Le CD, un accident industriel

Depuis une petite dizaine d’années, on nous rabâche les oreilles avec la fameuse crise du disque. Certes, les ventes de CD continuent encore et toujours de chuter. Mais est-ce vraiment un problème ?

Le roi CD est mort. Vive le vinyle. Le règne tyrannique et sans partage de cet objet métallique est au crépuscule de sa gloire passée. Si la numérisation de la musique est la révolution fatidique qui a fait vaciller le trône du compact disque, le vinyle, dans un panache revanchard, a conduit le CD sur l’échafaud et l’a guillotiné. Puis sa tête a par la suite roulé jusqu’aux pieds des oligarques de l’ancien régime, Pascal Nègre (patron d’Universal Music France, ndlr) la ramassant et la fixant du regard, dans une incrédulité fallacieuse. Car la voilà la principale raison de la crise du disque : les dirigeants des majors (les grandes maisons de disques) n’ont en effet rien vu venir des changements technologiques du XXIe siècle. Avec une rapidité d’adaptation proche du brontosaure, ils ont mis des années à intégrer le concept de mp3.

Et, non contents de ne rien comprendre, ils ont en outre largement insulté les internautes (c’est-à-dire ni plus ni moins les consommateurs) en les traitant de pirates, parce que ces derniers téléchargeaient de « façon illégale » (sic), en prônant des outils de répression, grotesques et obsolètes (comme Hadopi).

Certes, les maisons de disques ont vu perdre près des deux tiers de leur chiffre d’affaires en dix ans : de 1,3 milliard d’euros en 2002, on est passé à 554 millions en 2010 (Le Monde, 15 avril 2011).

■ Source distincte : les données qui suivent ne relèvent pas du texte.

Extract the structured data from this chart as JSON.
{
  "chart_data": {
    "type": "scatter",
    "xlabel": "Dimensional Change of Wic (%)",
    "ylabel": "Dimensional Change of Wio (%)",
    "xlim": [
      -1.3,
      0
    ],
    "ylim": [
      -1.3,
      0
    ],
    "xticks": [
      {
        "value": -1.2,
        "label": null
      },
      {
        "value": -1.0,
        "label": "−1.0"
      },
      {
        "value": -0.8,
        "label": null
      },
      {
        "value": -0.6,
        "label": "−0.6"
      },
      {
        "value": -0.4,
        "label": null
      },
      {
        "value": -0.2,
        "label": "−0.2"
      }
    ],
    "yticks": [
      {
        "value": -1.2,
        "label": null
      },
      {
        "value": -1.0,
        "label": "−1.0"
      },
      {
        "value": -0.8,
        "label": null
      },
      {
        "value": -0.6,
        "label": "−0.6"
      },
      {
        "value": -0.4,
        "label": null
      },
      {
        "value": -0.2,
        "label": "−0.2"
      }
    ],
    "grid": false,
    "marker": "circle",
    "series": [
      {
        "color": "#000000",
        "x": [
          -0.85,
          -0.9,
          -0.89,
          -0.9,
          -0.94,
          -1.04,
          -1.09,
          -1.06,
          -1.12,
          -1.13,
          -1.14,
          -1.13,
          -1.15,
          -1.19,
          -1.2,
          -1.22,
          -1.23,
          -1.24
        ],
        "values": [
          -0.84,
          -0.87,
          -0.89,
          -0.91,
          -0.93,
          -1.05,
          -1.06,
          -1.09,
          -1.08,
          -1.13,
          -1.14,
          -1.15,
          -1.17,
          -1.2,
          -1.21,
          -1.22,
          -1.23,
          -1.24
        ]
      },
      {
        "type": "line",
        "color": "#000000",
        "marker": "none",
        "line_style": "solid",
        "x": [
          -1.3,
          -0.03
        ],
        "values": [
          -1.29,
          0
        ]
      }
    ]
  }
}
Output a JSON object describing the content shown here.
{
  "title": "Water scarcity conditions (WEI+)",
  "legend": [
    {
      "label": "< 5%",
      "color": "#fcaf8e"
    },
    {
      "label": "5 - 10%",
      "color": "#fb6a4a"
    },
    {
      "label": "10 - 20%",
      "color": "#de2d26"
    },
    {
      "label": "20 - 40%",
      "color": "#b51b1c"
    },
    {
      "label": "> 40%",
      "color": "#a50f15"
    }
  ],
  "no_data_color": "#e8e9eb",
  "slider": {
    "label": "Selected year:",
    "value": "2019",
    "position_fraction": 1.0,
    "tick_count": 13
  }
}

Mais, là où n’importe quel secteur économique se serait interrogé sur la chute vertigineuse de ses bénéfices et se serait par conséquent remis en cause en tentant d’améliorer la qualité de ses produits, l’industrie du disque n’a elle cessé de geindre, de pleurer, de quémander tout en inondant les bacs de chanteurs issus de la télé-réalité, aux dépens d’une diversité certaine dans l’offre. Alors, comme souvent, ce sont les consommateurs qui ont montré, par leur comportement, la voie à suivre à ces marchands du temple. Depuis quelques années, parallèlement à la généralisation du téléchargement de fichiers mp3, s’est dessinée une tendance qui s’inscrit dans la durée : l’augmentation exponentielle des ventes de vinyles.

Promis à une mort certaine au début des années quatre-vingt-dix, il est revenu des limbes musicales et le vinyle est devenu, d’une certaine façon, l’avenir de l’industrie du disque. Ceci pour une raison évidente, celle de la valeur de l’objet. C’est bien simple, tout est mieux dans le vinyle, de la pochette (l’illustration, d’un plus grand format, prend tout son sens) à la qualité originelle du son (le son d’un vinyle est beaucoup plus chaleureux et authentique que celui d’un CD).

Signe des temps, le Record Store Day (littéralement « le jour du magasin de disques ») a été pour la première fois cette année organisé en France, sous le nom de Disquaire Day. Importé des Etats-Unis (forcément), cette journée (généralement le troisième dimanche du mois d’avril) est l’occasion pour les disquaires indépendants de proposer des éditions à tirage limité de raretés et d’inédits, à des prix nettement abordables. Ou comment attirer de nouveau le public d’une manière intelligente et adulte.